再稼働に向けたリスクと対策

 このようにして見てくると、再稼働(そして新設・増設)を進めることの便益は大きく、再稼働させないことのリスクは大きい。では現在、どのようなリスクが再稼働に向けての協議の俎上にあるのだろうか。

 筆者が今回視察した柏崎刈羽原発では、再稼働に向けて燃料が装荷された7号機について、「大雪などで交通状況が悪くなったときに過酷事故が重なった場合の避難」の在り方が自治体との協議で議論になっていて、道路整備などが行われることになっている*4

*4朝日新聞デジタル(2024年9月7日)より

 過酷事故とはいっても、代替熱交換器車や代替循環冷却系などの安全対策を強化した結果、少なくとも10日間はフィルタを通して行う放射性物質の放出には至らないので、万が一のことがあっても、それだけ時間があれば避難はできるのではないか。
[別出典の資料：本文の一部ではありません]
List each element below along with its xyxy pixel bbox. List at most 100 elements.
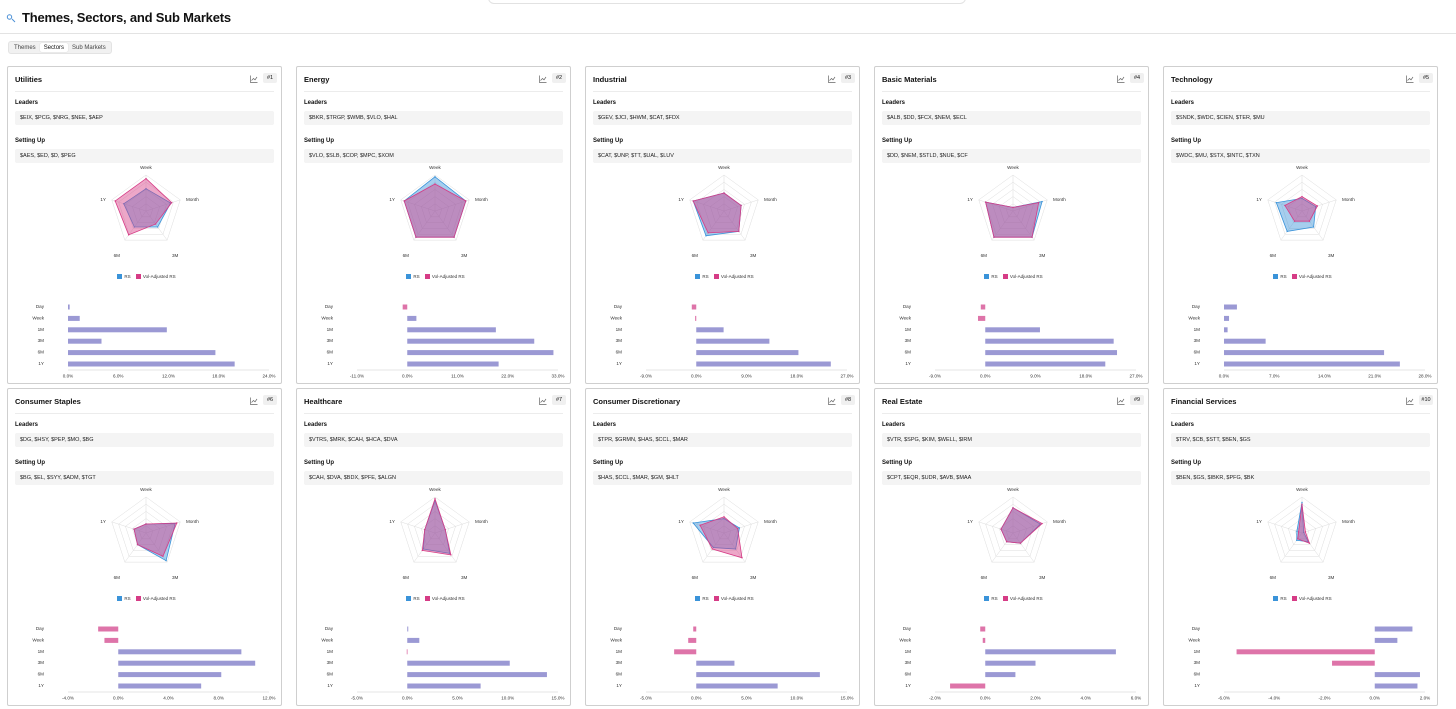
legend-vol-swatch xyxy=(135,274,141,280)
legend-rs-swatch xyxy=(406,274,412,280)
radar-vol-area xyxy=(1284,196,1318,222)
bar-tick-label: 4.0% xyxy=(163,696,173,701)
bar-tick-label: -5.0% xyxy=(351,696,363,701)
chart-icon[interactable] xyxy=(250,397,258,405)
chart-icon[interactable] xyxy=(1117,397,1125,405)
bar-tick-label: 12.0% xyxy=(262,696,275,701)
bar-period-label: 1M xyxy=(327,649,334,654)
chart-icon[interactable] xyxy=(1117,75,1125,83)
card-divider xyxy=(1171,413,1430,414)
bar-period-label: 1Y xyxy=(905,683,911,688)
bar-period-label: 6M xyxy=(616,350,623,355)
legend-vol-label: Vol-Adjusted RS xyxy=(1298,596,1332,601)
radar-axis-label: 3M xyxy=(750,575,757,580)
tab-sub-markets[interactable]: Sub Markets xyxy=(72,45,106,51)
chart-icon[interactable] xyxy=(539,397,547,405)
bar-period-label: 6M xyxy=(327,672,334,677)
radar-legend: RS Vol-Adjusted RS xyxy=(1164,274,1437,280)
radar-axis-label: Week xyxy=(1007,487,1019,492)
radar-rs-point xyxy=(1301,197,1303,200)
chart-icon[interactable] xyxy=(539,75,547,83)
legend-rs-label: RS xyxy=(1280,596,1287,601)
bar-period-label: 3M xyxy=(38,660,45,665)
radar-axis-label: 1Y xyxy=(678,197,684,202)
radar-rs-point xyxy=(1301,501,1303,504)
radar-spoke xyxy=(1301,521,1337,534)
bar-tick-label: 8.0% xyxy=(214,696,224,701)
bar-1m xyxy=(1236,649,1375,655)
radar-axis-label: Month xyxy=(475,197,488,202)
radar-axis-label: Month xyxy=(1342,197,1355,202)
radar-legend: RS Vol-Adjusted RS xyxy=(875,274,1148,280)
radar-spoke xyxy=(689,521,725,534)
chart-icon[interactable] xyxy=(1406,75,1414,83)
legend-rs-label: RS xyxy=(1280,274,1287,279)
legend-rs-label: RS xyxy=(702,274,709,279)
radar-axis-label: 1Y xyxy=(100,519,106,524)
bar-period-label: 6M xyxy=(1194,350,1201,355)
performance-bar-chart: Day Week 1M 3M 6M 1Y -5.0% 0.0% 5.0% 10.0% 15.0% xyxy=(321,626,564,701)
bar-period-label: 3M xyxy=(1194,660,1201,665)
bar-period-label: 1Y xyxy=(905,361,911,366)
bar-period-label: 1M xyxy=(1194,649,1201,654)
bar-period-label: 6M xyxy=(38,350,45,355)
radar-axis-label: 1Y xyxy=(100,197,106,202)
radar-vol-point xyxy=(136,543,139,546)
radar-axis-label: Month xyxy=(475,519,488,524)
legend-vol-label: Vol-Adjusted RS xyxy=(1298,274,1332,279)
radar-spoke xyxy=(400,521,436,534)
card-divider xyxy=(1171,91,1430,92)
radar-axis-label: Week xyxy=(1007,165,1019,170)
chart-icon[interactable] xyxy=(828,75,836,83)
bar-tick-label: 28.0% xyxy=(1418,374,1431,379)
bar-tick-label: 5.0% xyxy=(452,696,462,701)
setting-up-label: Setting Up xyxy=(593,460,623,466)
radar-axis-label: Week xyxy=(140,487,152,492)
chart-icon[interactable] xyxy=(250,75,258,83)
sector-card-healthcare: Healthcare #7 Leaders $VTRS, $MRK, $CAH,… xyxy=(296,388,571,706)
bar-tick-label: 22.0% xyxy=(501,374,514,379)
performance-bar-chart: Day Week 1M 3M 6M 1Y -2.0% 0.0% 2.0% 4.0% 6.0% xyxy=(899,626,1141,701)
setting-up-label: Setting Up xyxy=(593,138,623,144)
sector-card-real-estate: Real Estate #9 Leaders $VTR, $SPG, $KIM,… xyxy=(874,388,1149,706)
bar-period-label: 1Y xyxy=(38,361,44,366)
leaders-tickers: $BKR, $TRGP, $WMB, $VLO, $HAL xyxy=(304,111,563,125)
bar-week xyxy=(1374,637,1398,643)
radar-spoke xyxy=(434,199,470,212)
radar-axis-label: 3M xyxy=(172,253,179,258)
tab-sectors[interactable]: Sectors xyxy=(39,43,69,52)
bar-tick-label: 10.0% xyxy=(790,696,803,701)
bar-tick-label: 0.0% xyxy=(980,696,990,701)
bar-week xyxy=(982,637,986,643)
bar-period-label: 1M xyxy=(38,327,45,332)
setting-up-label: Setting Up xyxy=(1171,138,1201,144)
legend-vol-label: Vol-Adjusted RS xyxy=(1009,596,1043,601)
radar-grid-ring xyxy=(414,189,456,229)
chart-icon[interactable] xyxy=(1406,397,1414,405)
leaders-tickers: $VTRS, $MRK, $CAH, $HCA, $DVA xyxy=(304,433,563,447)
bar-day xyxy=(691,304,697,310)
radar-vol-point xyxy=(1308,542,1311,544)
radar-chart: Week Month 3M 6M 1Y xyxy=(100,165,199,258)
bar-6m xyxy=(696,672,820,678)
bar-period-label: 3M xyxy=(616,338,623,343)
radar-rs-point xyxy=(1041,200,1043,203)
radar-vol-point xyxy=(723,192,725,194)
legend-vol-label: Vol-Adjusted RS xyxy=(1009,274,1043,279)
bar-tick-label: -9.0% xyxy=(929,374,941,379)
radar-axis-label: Week xyxy=(429,487,441,492)
radar-vol-area xyxy=(403,183,467,238)
chart-icon[interactable] xyxy=(828,397,836,405)
sector-card-industrial: Industrial #3 Leaders $GEV, $JCI, $HWM, … xyxy=(585,66,860,384)
bar-tick-label: 2.0% xyxy=(1420,696,1430,701)
radar-vol-point xyxy=(434,498,436,500)
radar-legend: RS Vol-Adjusted RS xyxy=(1164,596,1437,602)
radar-axis-label: Month xyxy=(186,197,199,202)
bar-1m xyxy=(696,327,724,333)
sector-card-utilities: Utilities #1 Leaders $EIX, $PCG, $NRG, $… xyxy=(7,66,282,384)
setting-up-tickers: $BEN, $GS, $IBKR, $PFG, $BK xyxy=(1171,471,1430,485)
bar-tick-label: 0.0% xyxy=(1370,696,1380,701)
tab-themes[interactable]: Themes xyxy=(14,45,36,51)
radar-axis-label: 1Y xyxy=(1256,197,1262,202)
radar-vol-point xyxy=(170,201,173,204)
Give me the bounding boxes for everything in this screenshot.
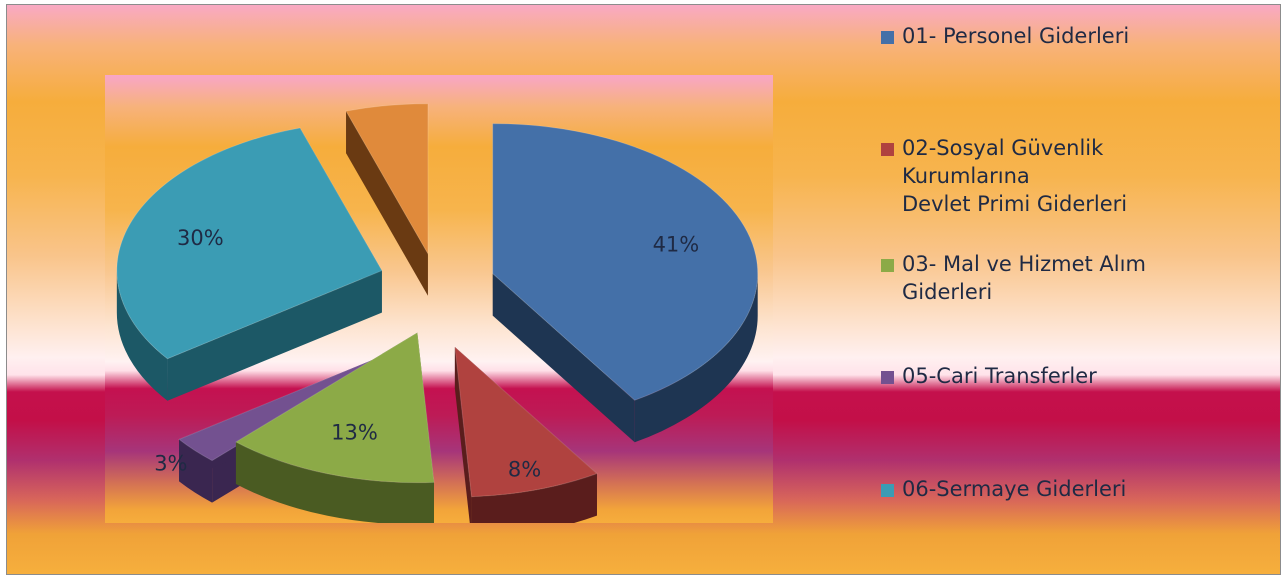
slice-top-sermaye: [116, 127, 383, 360]
slice-top-cari-transferler: [178, 350, 394, 462]
slice-side-personel: [634, 273, 758, 443]
legend-swatch-personel: [881, 31, 894, 44]
legend-label-sermaye: 06-Sermaye Giderleri: [902, 477, 1127, 501]
pie-chart: 41%8%13%3%30%5%: [116, 103, 759, 523]
legend-label-mal-hizmet: 03- Mal ve Hizmet Alım Giderleri: [902, 252, 1146, 304]
data-label-sosyal-guvenlik: 8%: [508, 457, 541, 481]
plot-area: 41%8%13%3%30%5%: [105, 75, 773, 523]
legend-swatch-sosyal-guvenlik: [881, 143, 894, 156]
legend-swatch-cari-transferler: [881, 371, 894, 384]
slice-mal-hizmet: [234, 331, 435, 523]
legend: 01- Personel Giderleri 02-Sosyal Güvenli…: [872, 5, 1280, 574]
slice-wall-start-sermaye: [167, 270, 382, 401]
slice-personel: [492, 123, 759, 443]
slice-side-sermaye: [116, 270, 168, 401]
slice-diger: [345, 103, 429, 296]
slice-top-diger: [345, 103, 429, 256]
slice-sermaye: [116, 127, 383, 401]
data-label-sermaye: 30%: [177, 226, 224, 250]
slice-side-mal-hizmet: [235, 442, 434, 523]
legend-swatch-mal-hizmet: [881, 259, 894, 272]
slice-wall-start-diger: [346, 111, 428, 296]
data-label-personel: 41%: [653, 232, 700, 256]
data-label-cari-transferler: 3%: [154, 451, 187, 475]
slice-top-sosyal-guvenlik: [454, 345, 598, 498]
legend-swatch-sermaye: [881, 484, 894, 497]
slice-side-cari-transferler: [179, 439, 213, 503]
slice-top-personel: [492, 123, 759, 401]
slice-wall-end-sosyal-guvenlik: [454, 346, 472, 523]
slice-top-mal-hizmet: [234, 331, 435, 484]
slice-sosyal-guvenlik: [454, 345, 598, 523]
legend-label-sosyal-guvenlik: 02-Sosyal Güvenlik Kurumlarına Devlet Pr…: [902, 136, 1128, 216]
chart-area: 41%8%13%3%30%5% 01- Personel Giderleri 0…: [6, 4, 1281, 575]
data-label-mal-hizmet: 13%: [331, 420, 378, 444]
slice-side-sosyal-guvenlik: [471, 473, 597, 523]
slice-wall-end-personel: [492, 273, 635, 443]
legend-label-personel: 01- Personel Giderleri: [902, 24, 1130, 48]
legend-label-cari-transferler: 05-Cari Transferler: [902, 364, 1097, 388]
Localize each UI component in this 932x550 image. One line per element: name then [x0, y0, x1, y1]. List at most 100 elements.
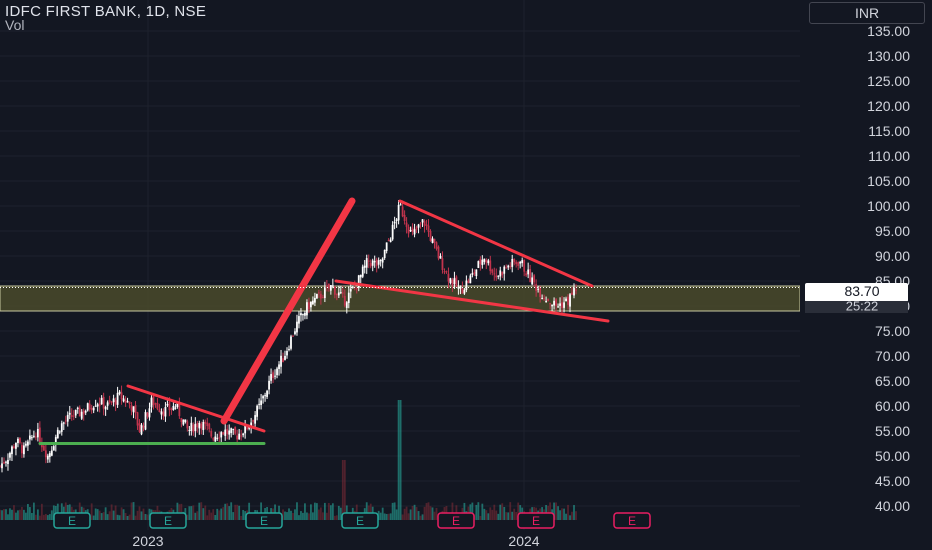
candle-body	[323, 287, 326, 299]
volume-bar	[110, 504, 113, 520]
volume-bar	[56, 503, 59, 520]
candle-body	[461, 287, 464, 294]
candle-body	[385, 242, 388, 252]
volume-bar	[128, 514, 131, 520]
volume-bar	[0, 509, 1, 520]
candle-body	[74, 409, 77, 416]
candle-body	[286, 351, 288, 356]
volume-bar	[341, 460, 344, 520]
candle-body	[144, 411, 147, 430]
volume-bar	[206, 515, 209, 520]
earnings-badge: E	[341, 512, 379, 529]
volume-bar	[415, 507, 418, 520]
volume-bar	[186, 514, 189, 520]
candle-body	[186, 421, 189, 429]
volume-bar	[15, 512, 17, 520]
candle-body	[182, 419, 185, 425]
candle-body	[290, 336, 292, 349]
volume-bar	[499, 504, 502, 520]
earnings-badge-label: E	[628, 514, 636, 528]
candle-body	[451, 279, 454, 286]
volume-bar	[248, 502, 251, 520]
volume-bar	[104, 507, 107, 520]
volume-bar	[493, 504, 496, 520]
currency-button[interactable]: INR	[809, 2, 925, 24]
candle-body	[120, 392, 123, 400]
candle-body	[242, 433, 245, 436]
candle-body	[90, 408, 93, 410]
candle-body	[106, 402, 109, 406]
trendline-impulse-arrow	[220, 197, 356, 425]
candle-body	[507, 265, 510, 268]
candle-body	[429, 231, 432, 241]
volume-bar	[491, 509, 494, 520]
candle-body	[481, 259, 484, 266]
volume-bar	[302, 512, 304, 520]
candle-body	[284, 355, 286, 360]
candle-body	[337, 292, 340, 296]
earnings-badge-box	[245, 512, 283, 529]
candle-body	[202, 421, 205, 431]
volume-bar	[220, 508, 223, 520]
candle-body	[280, 355, 282, 367]
price-tick-label: 95.00	[875, 223, 910, 239]
volume-bar	[433, 511, 436, 520]
volume-bar	[114, 505, 117, 520]
volume-bar	[495, 510, 498, 520]
candle-body	[331, 285, 334, 287]
candle-body	[268, 380, 270, 390]
earnings-badge-box	[341, 512, 379, 529]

フィルタベント据え付け工事の様子。万が一、放射性物資の放出が必要となった場合でも、このフィルタベントを用いることで、外気への放射能物質をほぼ除去して排気が可能となる(写真提供:東京電力ホールディングス、以下も)
貯水池の工事の様子。事故で通常の冷却機能が失われた場合、この貯水池を用いて原子炉を冷却する

 6号機と7号機よりも海抜の低い場所に立地する1号機から4号機については、海抜15メートルの鉄筋コンクリート製の防潮堤を50ブロックに分けて1キロメートルにわたり築いた。

 それに対し「地震によって地盤の液状化が起きて、防潮堤がずれ、ブロック間から津波が侵入する可能性がある」ことが東京電力と原子力規制委員会との間で論点になっている。この点、7号機の再稼働に関しては安全上で問題となることはないという評価が出ているが、1~4号機を再稼働する場合には、何らかの対策が必要とされている。

 だが、これはいったいどの程度のリスクであり、そのために再稼働を止めるべきなのだろうか。